往事如煙,江承哲走出江家,不愁不悶,隻覺,重來又有何難。
不過童樺顯然被江承哲不冷不熱的態度給傷到,愁悶地不說話,她腦子裏重複地想著三件事。
也許我不能嫁進江家,那接下來的計劃就不能實現,那我是不是就隻能嫁進顧家?
想到孕育鬼靈,童樺身子打了一個激靈,江承哲自然注意到了她的神色,心有顧慮地哄著她,“放心,三年後,我一定會娶你,我們先訂婚,三年後的今天我絕對會娶你。”
童樺皮笑肉不笑地抿了抿嘴,三年?不知道他們能不能接受三年的考驗和躲避,她的命運早早被釘在了十字架上,原來本是由童彤去執行,早知道是這樣,當初就不該那樣害了她。
害人終害己。
江承哲見童樺仍不出聲,低著頭望著她,“今天去你家,先去看看嶽父嶽母可好?”
童樺思索一小會兒,終於笑了起來,小女人的姿態立即出來,“行啊,你要去看我父母,禮物不貴重,你是進不去的!”
江承哲放心地笑,從包裏拿出一張黑金卡,一副隨便你刷的模樣。童樺瞪著圓溜溜的眼珠子,撇著嘴搶了去,俏皮得很,“別怪我刷爆。”
江承哲寵溺地瞧著她,移開眼的時候,童樺是實在高興,雖然今天沒有辦法立馬嫁進江家,那把江承哲請到家裏,父母多少認為這事也該八九不離十,那再提出三年後結婚,想必他們也不會急於一時。
三年前江承哲倒是沒有去過童家,隻是結婚前一晚,見了見童逸天,沒多少印象。
所以門打開的時候,沉穩的男人臉上露出慈祥笑容,江承哲也並未覺得熟悉,倒覺得笑容背後透著陰冷,他望著童樺,又瞥著江承哲,淡淡地說,“進來坐吧。”
因為來得急,顧雨霖並不在家,偌大的客廳上方掛著一幅全家福,四個人,因為是小孩模樣,江承哲有些認不出,笑著問,“伯父,家裏還有一個妹妹?長得還有幾分像,我倒認不出哪個是樺樺了。”
童逸天拿著茶杯頓了頓,“左邊那個是樺樺。”
江承哲盯著照片看,卻一直盯著另一個小女孩,那是一股真正的熟悉,想得江承哲有些頭疼。
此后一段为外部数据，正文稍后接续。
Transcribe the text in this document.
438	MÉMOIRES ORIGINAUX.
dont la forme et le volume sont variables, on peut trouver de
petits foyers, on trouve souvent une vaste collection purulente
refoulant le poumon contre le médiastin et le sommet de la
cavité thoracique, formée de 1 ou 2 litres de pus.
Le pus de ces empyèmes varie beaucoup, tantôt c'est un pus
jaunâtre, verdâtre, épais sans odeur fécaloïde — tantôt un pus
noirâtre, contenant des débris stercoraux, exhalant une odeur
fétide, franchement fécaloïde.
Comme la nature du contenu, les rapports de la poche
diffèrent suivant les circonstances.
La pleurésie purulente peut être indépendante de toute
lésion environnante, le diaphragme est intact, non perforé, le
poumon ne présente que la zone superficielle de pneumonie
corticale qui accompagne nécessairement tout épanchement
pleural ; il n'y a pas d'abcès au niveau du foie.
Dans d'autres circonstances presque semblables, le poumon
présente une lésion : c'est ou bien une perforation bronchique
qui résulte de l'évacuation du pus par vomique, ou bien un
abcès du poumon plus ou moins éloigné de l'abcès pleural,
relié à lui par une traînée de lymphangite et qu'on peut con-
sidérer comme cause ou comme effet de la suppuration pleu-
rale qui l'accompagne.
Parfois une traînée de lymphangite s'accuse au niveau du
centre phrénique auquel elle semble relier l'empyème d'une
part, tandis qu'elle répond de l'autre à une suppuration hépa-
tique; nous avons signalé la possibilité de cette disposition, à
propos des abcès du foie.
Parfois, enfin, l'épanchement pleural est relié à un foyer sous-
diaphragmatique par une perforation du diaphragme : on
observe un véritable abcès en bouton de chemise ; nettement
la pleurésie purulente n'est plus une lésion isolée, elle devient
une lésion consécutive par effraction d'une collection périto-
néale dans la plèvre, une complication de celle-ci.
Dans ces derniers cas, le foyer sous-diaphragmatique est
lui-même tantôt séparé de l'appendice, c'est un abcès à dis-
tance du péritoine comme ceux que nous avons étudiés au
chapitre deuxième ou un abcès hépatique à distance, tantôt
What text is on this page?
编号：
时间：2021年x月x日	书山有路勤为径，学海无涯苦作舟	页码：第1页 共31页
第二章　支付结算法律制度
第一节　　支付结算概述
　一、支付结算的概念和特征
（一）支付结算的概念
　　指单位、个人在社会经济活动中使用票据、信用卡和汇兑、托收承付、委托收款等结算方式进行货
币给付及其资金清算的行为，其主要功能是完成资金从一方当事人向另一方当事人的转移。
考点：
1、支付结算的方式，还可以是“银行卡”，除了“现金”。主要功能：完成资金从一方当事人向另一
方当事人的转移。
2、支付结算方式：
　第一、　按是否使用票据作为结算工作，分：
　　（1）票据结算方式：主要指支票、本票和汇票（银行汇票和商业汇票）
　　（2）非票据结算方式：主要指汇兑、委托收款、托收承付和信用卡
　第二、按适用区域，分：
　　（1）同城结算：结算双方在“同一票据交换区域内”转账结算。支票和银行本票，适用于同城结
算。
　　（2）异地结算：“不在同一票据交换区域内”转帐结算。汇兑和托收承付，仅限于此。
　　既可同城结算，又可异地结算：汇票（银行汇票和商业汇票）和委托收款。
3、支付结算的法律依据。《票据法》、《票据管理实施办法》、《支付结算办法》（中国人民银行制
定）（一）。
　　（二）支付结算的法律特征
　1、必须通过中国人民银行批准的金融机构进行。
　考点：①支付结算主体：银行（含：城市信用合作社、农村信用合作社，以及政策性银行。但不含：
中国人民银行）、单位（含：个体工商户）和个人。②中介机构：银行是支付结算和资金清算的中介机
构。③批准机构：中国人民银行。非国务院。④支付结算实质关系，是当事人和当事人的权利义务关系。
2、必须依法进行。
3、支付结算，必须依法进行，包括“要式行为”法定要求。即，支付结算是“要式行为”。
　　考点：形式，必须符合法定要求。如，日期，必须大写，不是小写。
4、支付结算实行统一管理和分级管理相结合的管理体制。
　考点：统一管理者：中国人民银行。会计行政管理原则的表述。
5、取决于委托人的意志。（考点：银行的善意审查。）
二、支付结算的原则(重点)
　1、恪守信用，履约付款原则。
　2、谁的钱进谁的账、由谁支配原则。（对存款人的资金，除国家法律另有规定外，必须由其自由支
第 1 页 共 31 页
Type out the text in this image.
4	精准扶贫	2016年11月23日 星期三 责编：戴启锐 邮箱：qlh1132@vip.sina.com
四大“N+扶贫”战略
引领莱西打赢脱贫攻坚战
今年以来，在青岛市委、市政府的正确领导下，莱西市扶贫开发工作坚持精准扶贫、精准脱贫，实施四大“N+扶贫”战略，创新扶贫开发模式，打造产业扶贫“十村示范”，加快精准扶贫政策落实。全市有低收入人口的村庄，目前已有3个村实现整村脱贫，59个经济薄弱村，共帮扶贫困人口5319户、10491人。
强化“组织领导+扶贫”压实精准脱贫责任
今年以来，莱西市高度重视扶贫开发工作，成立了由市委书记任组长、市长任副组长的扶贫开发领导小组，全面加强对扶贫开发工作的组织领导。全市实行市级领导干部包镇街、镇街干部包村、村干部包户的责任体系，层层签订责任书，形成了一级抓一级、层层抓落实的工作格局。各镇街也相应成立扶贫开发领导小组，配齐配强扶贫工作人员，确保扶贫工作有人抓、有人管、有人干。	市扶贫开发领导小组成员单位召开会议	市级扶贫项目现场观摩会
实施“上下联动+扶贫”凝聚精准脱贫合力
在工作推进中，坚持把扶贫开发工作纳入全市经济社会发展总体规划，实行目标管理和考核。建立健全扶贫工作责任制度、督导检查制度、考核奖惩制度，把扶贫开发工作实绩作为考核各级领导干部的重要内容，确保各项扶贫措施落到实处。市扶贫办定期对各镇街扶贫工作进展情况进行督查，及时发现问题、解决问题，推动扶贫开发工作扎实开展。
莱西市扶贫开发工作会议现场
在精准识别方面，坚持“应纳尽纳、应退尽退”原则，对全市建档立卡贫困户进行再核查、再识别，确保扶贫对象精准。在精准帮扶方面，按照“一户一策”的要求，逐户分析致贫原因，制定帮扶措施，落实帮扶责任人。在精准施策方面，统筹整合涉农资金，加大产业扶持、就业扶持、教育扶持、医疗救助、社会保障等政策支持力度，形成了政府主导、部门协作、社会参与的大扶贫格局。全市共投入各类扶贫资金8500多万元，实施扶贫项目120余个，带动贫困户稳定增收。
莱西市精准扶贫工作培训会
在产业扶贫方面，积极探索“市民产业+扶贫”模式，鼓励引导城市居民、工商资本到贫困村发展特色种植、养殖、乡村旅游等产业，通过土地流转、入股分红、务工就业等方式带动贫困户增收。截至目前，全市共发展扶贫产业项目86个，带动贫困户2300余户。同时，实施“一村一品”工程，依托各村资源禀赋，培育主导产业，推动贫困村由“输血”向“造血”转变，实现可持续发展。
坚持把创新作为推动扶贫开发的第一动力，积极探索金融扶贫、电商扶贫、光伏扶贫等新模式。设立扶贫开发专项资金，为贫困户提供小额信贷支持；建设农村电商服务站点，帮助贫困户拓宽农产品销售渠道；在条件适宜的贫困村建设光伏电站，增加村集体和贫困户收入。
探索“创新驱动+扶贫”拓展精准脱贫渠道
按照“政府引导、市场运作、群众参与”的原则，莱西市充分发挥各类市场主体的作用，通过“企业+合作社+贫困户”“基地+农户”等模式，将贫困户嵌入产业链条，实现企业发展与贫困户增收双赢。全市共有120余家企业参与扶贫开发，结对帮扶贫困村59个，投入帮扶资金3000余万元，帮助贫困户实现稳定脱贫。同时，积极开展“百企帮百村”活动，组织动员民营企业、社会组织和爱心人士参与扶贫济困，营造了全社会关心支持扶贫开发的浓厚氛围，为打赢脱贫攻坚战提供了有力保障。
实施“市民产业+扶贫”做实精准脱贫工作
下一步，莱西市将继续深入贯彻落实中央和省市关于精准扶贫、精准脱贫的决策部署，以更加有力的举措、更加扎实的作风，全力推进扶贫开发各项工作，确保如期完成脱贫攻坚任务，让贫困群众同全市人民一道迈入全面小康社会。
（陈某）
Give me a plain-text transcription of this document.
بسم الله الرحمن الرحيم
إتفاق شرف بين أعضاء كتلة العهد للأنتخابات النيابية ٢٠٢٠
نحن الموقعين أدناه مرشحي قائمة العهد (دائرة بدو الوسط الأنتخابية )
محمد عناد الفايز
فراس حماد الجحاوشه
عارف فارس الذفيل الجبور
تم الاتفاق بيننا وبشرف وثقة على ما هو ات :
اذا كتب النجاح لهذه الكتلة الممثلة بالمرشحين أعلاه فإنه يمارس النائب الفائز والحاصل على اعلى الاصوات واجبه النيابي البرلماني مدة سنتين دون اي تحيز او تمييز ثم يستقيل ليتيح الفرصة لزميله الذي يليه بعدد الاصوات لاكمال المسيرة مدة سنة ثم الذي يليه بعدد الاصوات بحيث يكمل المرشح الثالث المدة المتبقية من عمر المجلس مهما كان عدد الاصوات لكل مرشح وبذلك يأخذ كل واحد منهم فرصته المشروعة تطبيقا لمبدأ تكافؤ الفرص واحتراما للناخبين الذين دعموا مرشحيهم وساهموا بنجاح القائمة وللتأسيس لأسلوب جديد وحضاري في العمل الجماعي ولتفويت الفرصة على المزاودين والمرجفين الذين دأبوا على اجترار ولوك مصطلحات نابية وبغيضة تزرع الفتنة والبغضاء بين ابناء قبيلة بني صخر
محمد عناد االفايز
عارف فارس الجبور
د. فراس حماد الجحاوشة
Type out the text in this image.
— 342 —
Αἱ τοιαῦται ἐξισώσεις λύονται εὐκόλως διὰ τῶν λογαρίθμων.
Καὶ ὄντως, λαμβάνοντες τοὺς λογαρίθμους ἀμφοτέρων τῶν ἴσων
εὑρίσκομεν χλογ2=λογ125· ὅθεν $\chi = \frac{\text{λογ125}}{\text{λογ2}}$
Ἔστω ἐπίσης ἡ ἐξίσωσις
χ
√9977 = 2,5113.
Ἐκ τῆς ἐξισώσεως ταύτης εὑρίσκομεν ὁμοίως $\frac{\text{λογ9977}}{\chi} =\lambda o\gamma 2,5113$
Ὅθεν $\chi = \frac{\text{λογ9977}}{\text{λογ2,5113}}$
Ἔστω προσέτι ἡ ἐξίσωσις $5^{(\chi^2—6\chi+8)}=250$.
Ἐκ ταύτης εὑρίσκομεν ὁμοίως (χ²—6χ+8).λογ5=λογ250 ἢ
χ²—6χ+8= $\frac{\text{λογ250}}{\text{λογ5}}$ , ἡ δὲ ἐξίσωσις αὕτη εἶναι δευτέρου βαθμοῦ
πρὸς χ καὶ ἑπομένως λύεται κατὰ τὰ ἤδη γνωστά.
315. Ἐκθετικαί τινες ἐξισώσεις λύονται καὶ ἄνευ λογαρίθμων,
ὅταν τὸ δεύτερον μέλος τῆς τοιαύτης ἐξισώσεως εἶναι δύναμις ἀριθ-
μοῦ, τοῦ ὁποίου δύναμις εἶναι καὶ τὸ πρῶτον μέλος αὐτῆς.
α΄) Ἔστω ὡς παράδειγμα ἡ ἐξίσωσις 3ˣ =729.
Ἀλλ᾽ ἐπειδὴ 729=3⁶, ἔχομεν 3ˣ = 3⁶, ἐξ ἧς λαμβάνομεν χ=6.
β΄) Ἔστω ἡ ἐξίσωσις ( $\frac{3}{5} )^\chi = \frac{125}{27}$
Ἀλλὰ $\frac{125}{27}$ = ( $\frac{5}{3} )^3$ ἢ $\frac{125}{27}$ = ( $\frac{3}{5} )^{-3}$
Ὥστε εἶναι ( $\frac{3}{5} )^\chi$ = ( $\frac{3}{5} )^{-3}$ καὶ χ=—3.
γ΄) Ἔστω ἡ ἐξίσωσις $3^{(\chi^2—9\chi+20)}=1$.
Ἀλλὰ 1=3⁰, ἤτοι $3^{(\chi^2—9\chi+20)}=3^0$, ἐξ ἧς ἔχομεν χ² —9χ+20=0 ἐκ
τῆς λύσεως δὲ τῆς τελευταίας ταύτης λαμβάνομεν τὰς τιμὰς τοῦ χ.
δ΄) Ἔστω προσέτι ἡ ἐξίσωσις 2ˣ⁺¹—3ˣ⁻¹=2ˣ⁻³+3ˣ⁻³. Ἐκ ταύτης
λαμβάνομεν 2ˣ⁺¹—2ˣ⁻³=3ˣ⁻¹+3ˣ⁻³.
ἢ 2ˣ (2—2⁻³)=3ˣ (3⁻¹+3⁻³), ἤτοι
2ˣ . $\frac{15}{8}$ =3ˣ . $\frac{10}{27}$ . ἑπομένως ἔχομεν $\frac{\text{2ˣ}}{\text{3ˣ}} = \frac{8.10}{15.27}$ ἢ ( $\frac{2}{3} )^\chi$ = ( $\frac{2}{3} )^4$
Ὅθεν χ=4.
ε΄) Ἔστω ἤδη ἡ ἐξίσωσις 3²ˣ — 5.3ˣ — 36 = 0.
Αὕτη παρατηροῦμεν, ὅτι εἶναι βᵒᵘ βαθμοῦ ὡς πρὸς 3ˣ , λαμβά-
童樺用手肘輕輕抵了一下江承哲,“爸爸,你先去休息吧。承哲他很忙,我就不把他的時間浪費在你身上了。”
童逸天眯了眯眼睛,故作生氣地敲了敲童樺的額頭,“有了男朋友就不要爸爸了?”
童樺拖著江承哲往房間裏走,回過頭望了童逸天一眼,他慈祥的眼神忽然變得跟刀光一樣,鋒利又尖銳,直覺地提醒著她。
童樺的房間很粉嫩,像小孩子的一樣,大床旁邊還有一個大約80公分的小床,上麵的被褥都有些泛舊。